Artikel 32 van de Wrb bepaalt dat een toevoeging uitsluitend geldt voor het rechtsbelang ter zake waarvoor zij is verleend en, in het geval van een procedure, voor de behandeling daarvan in één instantie, de tenuitvoerlegging van de rechterlijke uitspraak daaronder begrepen.
9. Verweerder hanteert bij uitvoering hiervan beleid, neergelegd in de werkinstructies “Bereik” en “Bereik civielrechtelijke zaken”. Kort samengevat kijkt verweerder bij een tweede aanvraag naar de vraag of er sprake is van een afzonderlijk rechtsbelang of een aparte procedure bij een andere instantie.
10. Volgens vaste jurisprudentie van de Afdeling bestuursrechtspraak van de Raad van State, zie bijvoorbeeld de uitspraak 27 juli 2011 (ECLI:NL:RVS:2011:BR3235) volgt uit de artikelen 28, eerste lid, aanhef en onder b en 32 van de Wrb, dat indien sprake is van verschillende rechtsbelangen ter zake waarvan rechtsbijstand wordt gevraagd, in beginsel meer toevoegingen moeten worden verstrekt. Als sprake is van één rechtsbelang kan met één toevoeging worden volstaan, tenzij sprake is van verschillende procedures dan wel van één procedure waarin sprake is van meer dan één instantie als bedoeld in artikel 32 van de Wrb.
11. De rechtbank stelt vast dat niet in geschil is dat sprake is van procedures bij één instantie. In geschil is of er sprake is van hetzelfde rechtsbelang. Eiseres heeft de beschikkingen waarmee beide procedures zijn geëindigd overlegd. Het betreffen hierbij de beschikking van 16 april 2015 en de beschikking van 16 februari 2016. Op pagina 2 van de beschikking van 16 februari 2016 staat dat het doel van de rechtszoekende, de cliënte van [eiseres], in die procedure was het bekrachtigen van de beschikking van 16 april 2015. Op pagina 3 van de beschikking van 16 februari 2016 staat onder punt 3.3 vervolgens dat de man, de ex-echtgenoot van de rechtszoekende, heeft toegelicht dat zijn stellingen omtrent het bedrog enkel zien op de echtscheiding. Gelet hierop heeft verweerder zich terecht op het standpunt dat sprake is van hetzelfde rechtsbelang, namelijk de echtscheiding en de afwikkeling hiervan.

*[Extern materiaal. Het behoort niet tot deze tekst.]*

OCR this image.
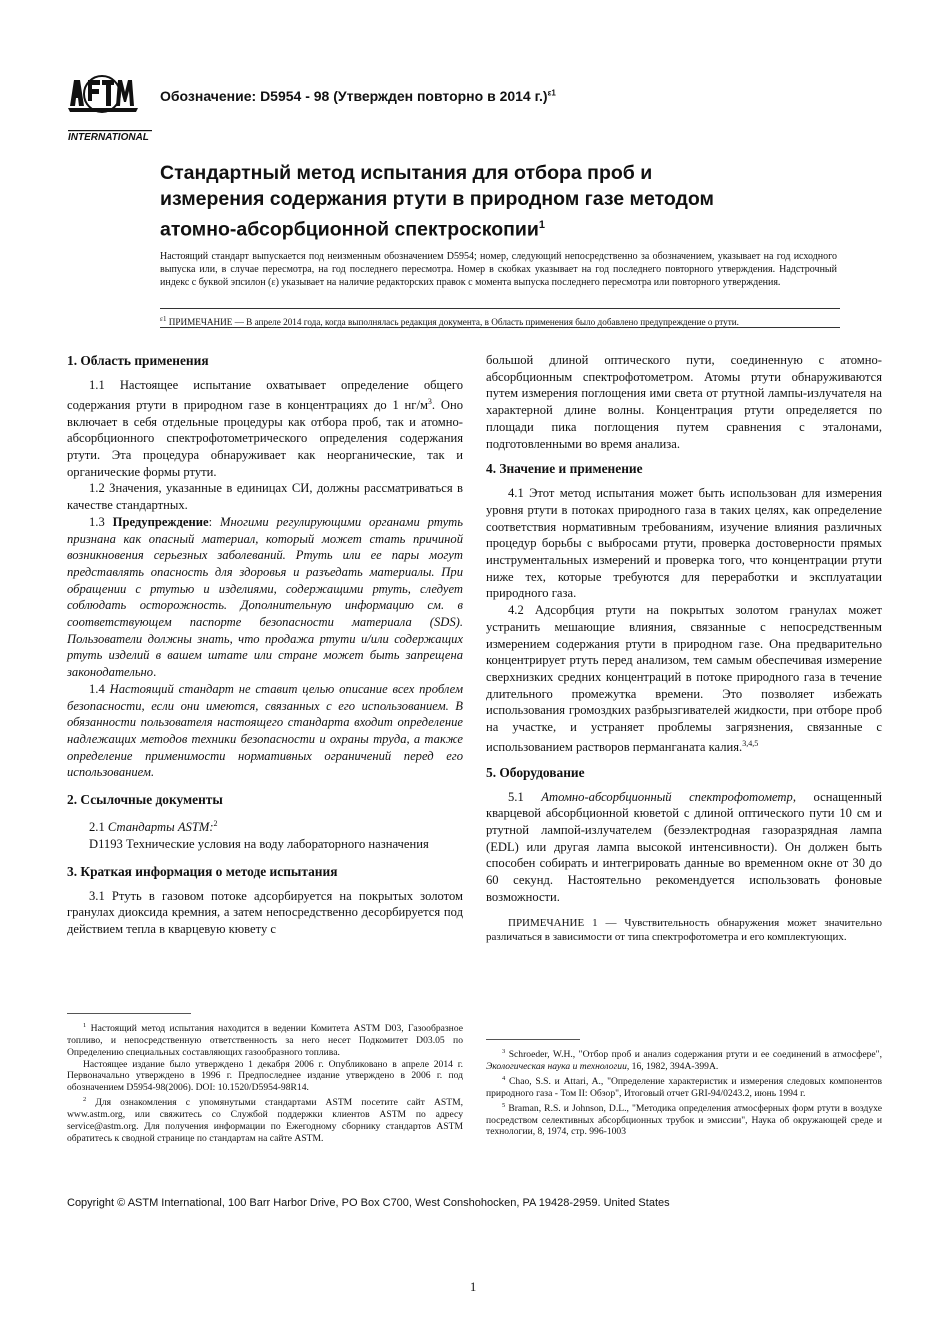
INTERNATIONAL
Обозначение: D5954 - 98 (Утвержден повторно в 2014 г.)$^{\varepsilon 1}$
Стандартный метод испытания для отбора проб и
измерения содержания ртути в природном газе методом
атомно-абсорбционной спектроскопии$^1$
Настоящий стандарт выпускается под неизменным обозначением D5954; номер, следующий непосредственно за обозначением, указывает на год исходного выпуска или, в случае пересмотра, на год последнего пересмотра. Номер в скобках указывает на год последнего повторного утверждения. Надстрочный индекс с буквой эпсилон (ε) указывает на наличие редакторских правок с момента выпуска последнего пересмотра или повторного утверждения.
$^{\varepsilon 1}$ ПРИМЕЧАНИЕ — В апреле 2014 года, когда выполнялась редакция документа, в Область применения было добавлено предупреждение о ртути.
1. Область применения

1.1 Настоящее испытание охватывает определение общего содержания ртути в природном газе в концентрациях до 1 $нг/м^3$. Оно включает в себя отдельные процедуры как отбора проб, так и атомно-абсорбционного спектрофотометрического определения содержания ртути. Эта процедура обнаруживает как неорганические, так и органические формы ртути.

1.2 Значения, указанные в единицах СИ, должны рассматриваться в качестве стандартных.

1.3 Предупреждение: Многими регулирующими органами ртуть признана как опасный материал, который может стать причиной возникновения серьезных заболеваний. Ртуть или ее пары могут представлять опасность для здоровья и разъедать материалы. При обращении с ртутью и изделиями, содержащими ртуть, следует соблюдать осторожность. Дополнительную информацию см. в соответствующем паспорте безопасности материала (SDS). Пользователи должны знать, что продажа ртути и/или содержащих ртуть изделий в вашем штате или стране может быть запрещена законодательно.

1.4 Настоящий стандарт не ставит целью описание всех проблем безопасности, если они имеются, связанных с его использованием. В обязанности пользователя настоящего стандарта входит определение надлежащих методов техники безопасности и охраны труда, а также определение применимости нормативных ограничений перед его использованием.

2. Ссылочные документы

2.1 Стандарты ASTM:$^2$

D1193 Технические условия на воду лабораторного назначения

3. Краткая информация о методе испытания

3.1 Ртуть в газовом потоке адсорбируется на покрытых золотом гранулах диоксида кремния, а затем непосредственно десорбируется под действием тепла в кварцевую кювету с

большой длиной оптического пути, соединенную с атомно-абсорбционным спектрофотометром. Атомы ртути обнаруживаются путем измерения поглощения ими света от ртутной лампы-излучателя на характерной длине волны. Концентрация ртути определяется по площади пика поглощения путем сравнения с эталонами, подготовленными во время анализа.

4. Значение и применение

4.1 Этот метод испытания может быть использован для измерения уровня ртути в потоках природного газа в таких целях, как определение соответствия нормативным требованиям, изучение влияния различных процедур борьбы с выбросами ртути, проверка достоверности прямых инструментальных измерений и проверка того, что концентрации ртути ниже тех, которые требуются для переработки и эксплуатации природного газа.

4.2 Адсорбция ртути на покрытых золотом гранулах может устранить мешающие влияния, связанные с непосредственным измерением содержания ртути в природном газе. Она предварительно концентрирует ртуть перед анализом, тем самым обеспечивая измерение сверхнизких средних концентраций в потоке природного газа в течение длительного промежутка времени. Это позволяет избежать использования громоздких разбрызгивателей жидкости, при отборе проб на участке, и устраняет проблемы загрязнения, связанные с использованием растворов перманганата калия.$^{3,4,5}$

5. Оборудование

5.1 Атомно-абсорбционный спектрофотометр, оснащенный кварцевой абсорбционной кюветой с длиной оптического пути 10 см и ртутной лампой-излучателем (безэлектродная газоразрядная лампа (EDL) или другая лампа высокой интенсивности). Он должен быть способен собирать и интегрировать данные во временном окне от 30 до 60 секунд. Настоятельно рекомендуется использовать фоновые возможности.

ПРИМЕЧАНИЕ 1 — Чувствительность обнаружения может значительно различаться в зависимости от типа спектрофотометра и его комплектующих.

$^1$ Настоящий метод испытания находится в ведении Комитета ASTM D03, Газообразное топливо, и непосредственную ответственность за него несет Подкомитет D03.05 по Определению специальных составляющих газообразного топлива.

Настоящее издание было утверждено 1 декабря 2006 г. Опубликовано в апреле 2014 г. Первоначально утверждено в 1996 г. Предпоследнее издание утверждено в 2006 г. под обозначением D5954-98(2006). DOI: 10.1520/D5954-98R14.

$^2$ Для ознакомления с упомянутыми стандартами ASTM посетите сайт ASTM, www.astm.org, или свяжитесь со Службой поддержки клиентов ASTM по адресу service@astm.org. Для получения информации по Ежегодному сборнику стандартов ASTM обратитесь к сводной странице по стандартам на сайте ASTM.

$^3$ Schroeder, W.H., "Отбор проб и анализ содержания ртути и ее соединений в атмосфере", Экологическая наука и технологии, 16, 1982, 394A-399A.

$^4$ Chao, S.S. и Attari, A., "Определение характеристик и измерения следовых компонентов природного газа - Том II: Обзор", Итоговый отчет GRI-94/0243.2, июнь 1994 г.

$^5$ Braman, R.S. и Johnson, D.L., "Методика определения атмосферных форм ртути в воздухе посредством селективных абсорбционных трубок и эмиссии", Наука об окружающей среде и технологии, 8, 1974, стр. 996-1003

Copyright © ASTM International, 100 Barr Harbor Drive, PO Box C700, West Conshohocken, PA 19428-2959. United States
1
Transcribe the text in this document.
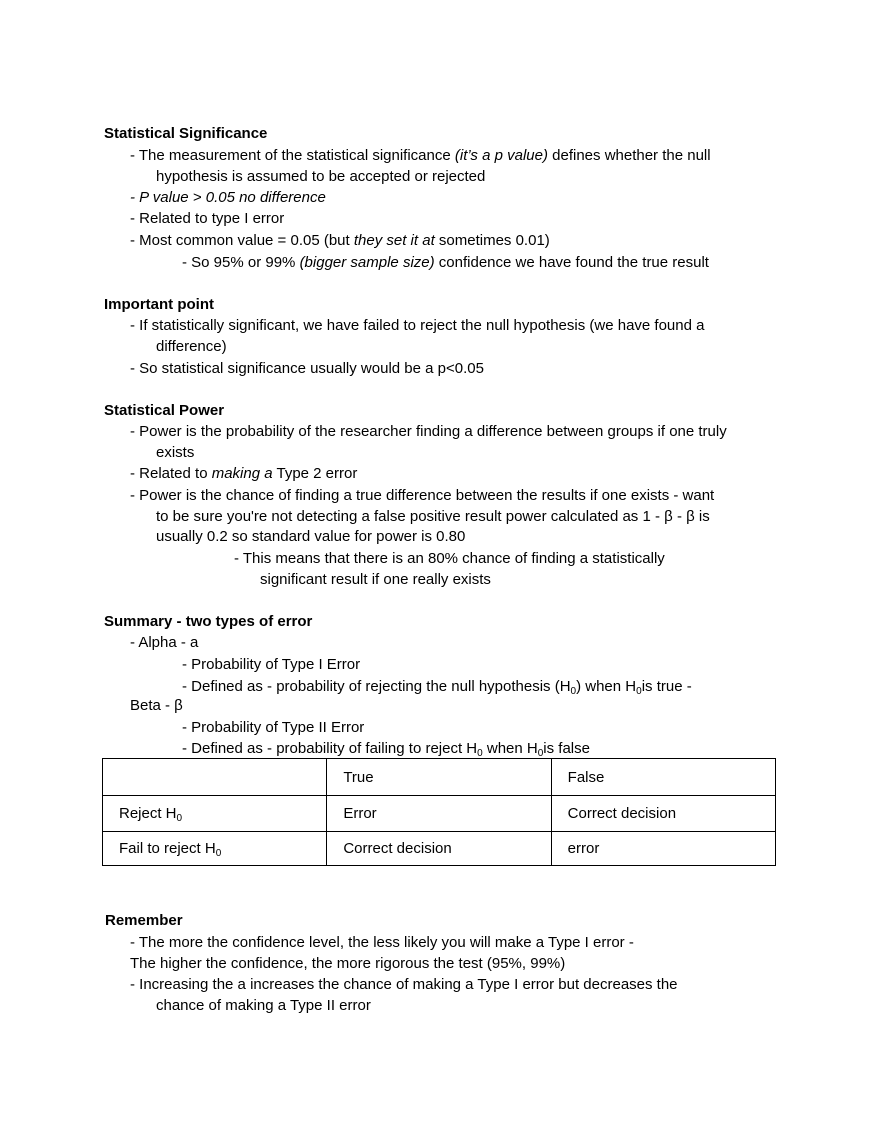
Statistical Significance
- The measurement of the statistical significance (it’s a p value) defines whether the null
hypothesis is assumed to be accepted or rejected
- P value > 0.05 no difference
- Related to type I error
- Most common value = 0.05 (but they set it at sometimes 0.01)
- So 95% or 99% (bigger sample size) confidence we have found the true result
Important point
- If statistically significant, we have failed to reject the null hypothesis (we have found a
difference)
- So statistical significance usually would be a p<0.05
Statistical Power
- Power is the probability of the researcher finding a difference between groups if one truly
exists
- Related to making a Type 2 error
- Power is the chance of finding a true difference between the results if one exists - want
to be sure you're not detecting a false positive result power calculated as 1 - β - β is
usually 0.2 so standard value for power is 0.80
- This means that there is an 80% chance of finding a statistically
significant result if one really exists
Summary - two types of error
- Alpha - a
- Probability of Type I Error
- Defined as - probability of rejecting the null hypothesis $(H_0)$ when $H_0is$ true -
Beta - β
- Probability of Type II Error
- Defined as - probability of failing to reject $H_0$ when $H_0is$ false
	True	False
Reject $H_0$	Error	Correct decision
Fail to reject $H_0$	Correct decision	error
Remember
- The more the confidence level, the less likely you will make a Type I error -
The higher the confidence, the more rigorous the test (95%, 99%)
- Increasing the a increases the chance of making a Type I error but decreases the
chance of making a Type II error
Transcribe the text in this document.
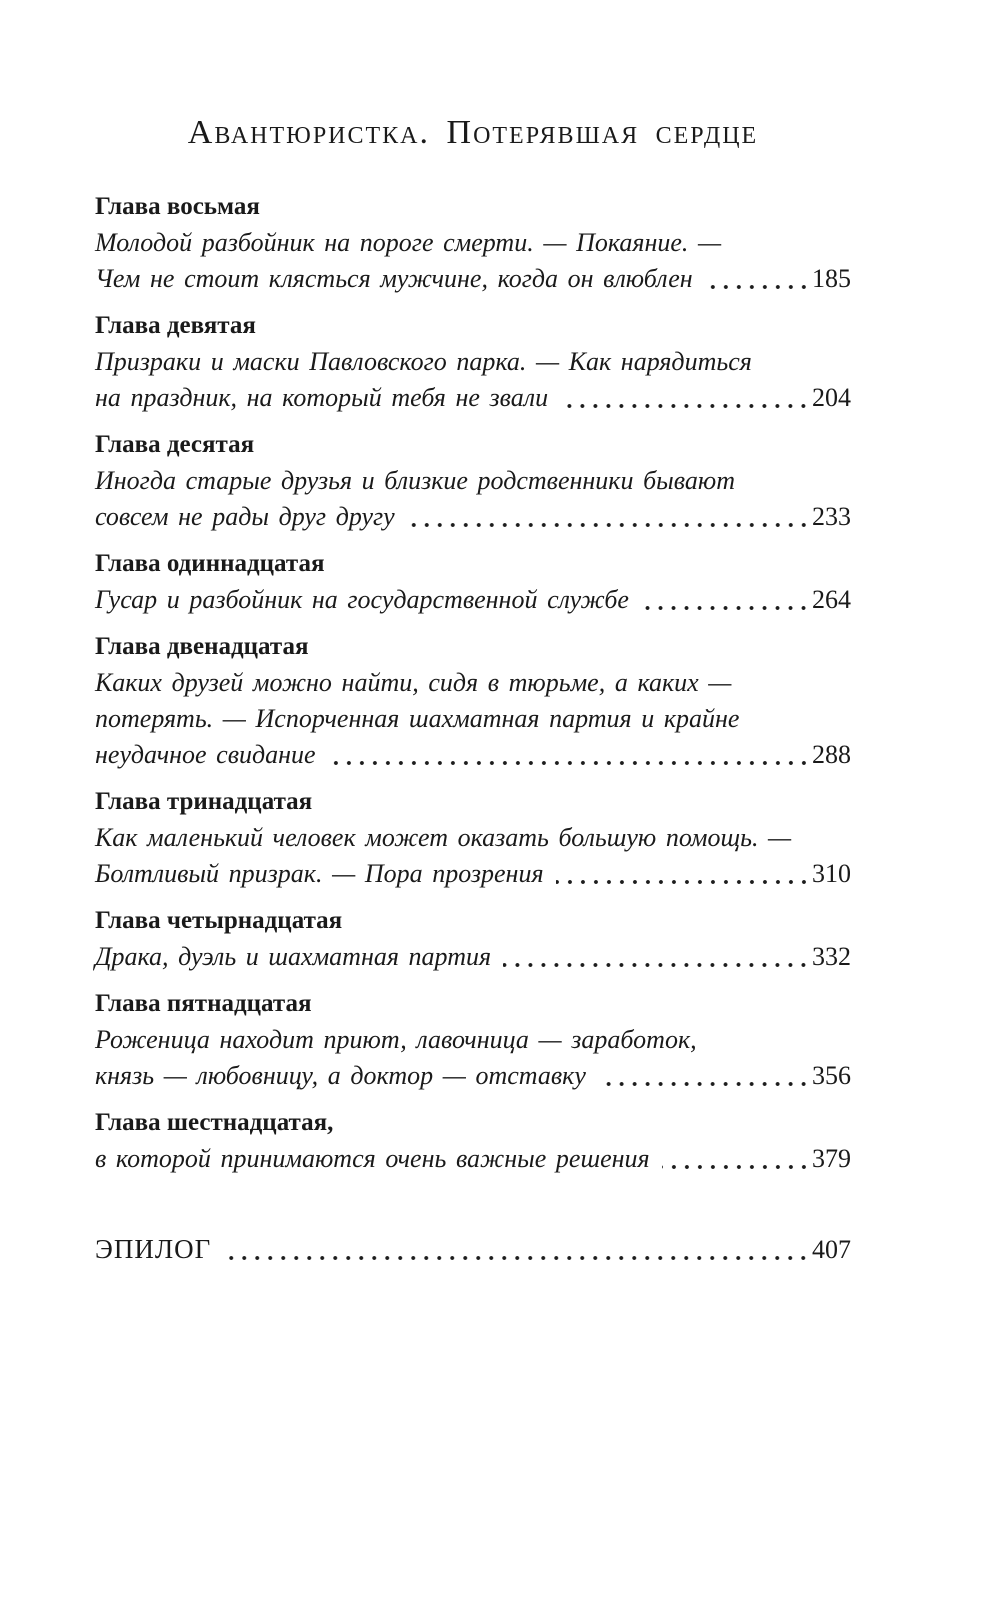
Авантюристка. Потерявшая сердце
Глава восьмая
Молодой разбойник на пороге смерти. — Покаяние. —
Чем не стоит клясться мужчине, когда он влюблен	185
Глава девятая
Призраки и маски Павловского парка. — Как нарядиться
на праздник, на который тебя не звали	204
Глава десятая
Иногда старые друзья и близкие родственники бывают
совсем не рады друг другу	233
Глава одиннадцатая
Гусар и разбойник на государственной службе	264
Глава двенадцатая
Каких друзей можно найти, сидя в тюрьме, а каких —
потерять. — Испорченная шахматная партия и крайне
неудачное свидание	288
Глава тринадцатая
Как маленький человек может оказать большую помощь. —
Болтливый призрак. — Пора прозрения	310
Глава четырнадцатая
Драка, дуэль и шахматная партия	332
Глава пятнадцатая
Роженица находит приют, лавочница — заработок,
князь — любовницу, а доктор — отставку	356
Глава шестнадцатая,
в которой принимаются очень важные решения	379
ЭПИЛОГ	407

12. Het beroep is ongegrond. Voor een proceskostenveroordeling bestaat geen aanleiding

Beslissing

De rechtbank:
verklaart het beroep ongegrond
.
Deze uitspraak is gedaan door mr. G.W.B. Heijmans, rechter, in tegenwoordigheid van
mr. I. Nikkels, griffier.
De beslissing is in het openbaar uitgesproken op:
griffier
rechter
Afschrift verzonden aan partijen op:
Rechtsmiddel
Tegen deze uitspraak kan binnen zes weken na de dag van verzending daarvan hoger beroep worden ingesteld bij de Afdeling bestuursrechtspraak van de Raad van State. Als hoger beroep is ingesteld, kan bij de voorzieningenrechter van de hogerberoepsrechter worden verzocht om het treffen van een voorlopige voorziening of om het opheffen of wijzigen van een bij deze uitspraak getroffen voorlopige voorziening.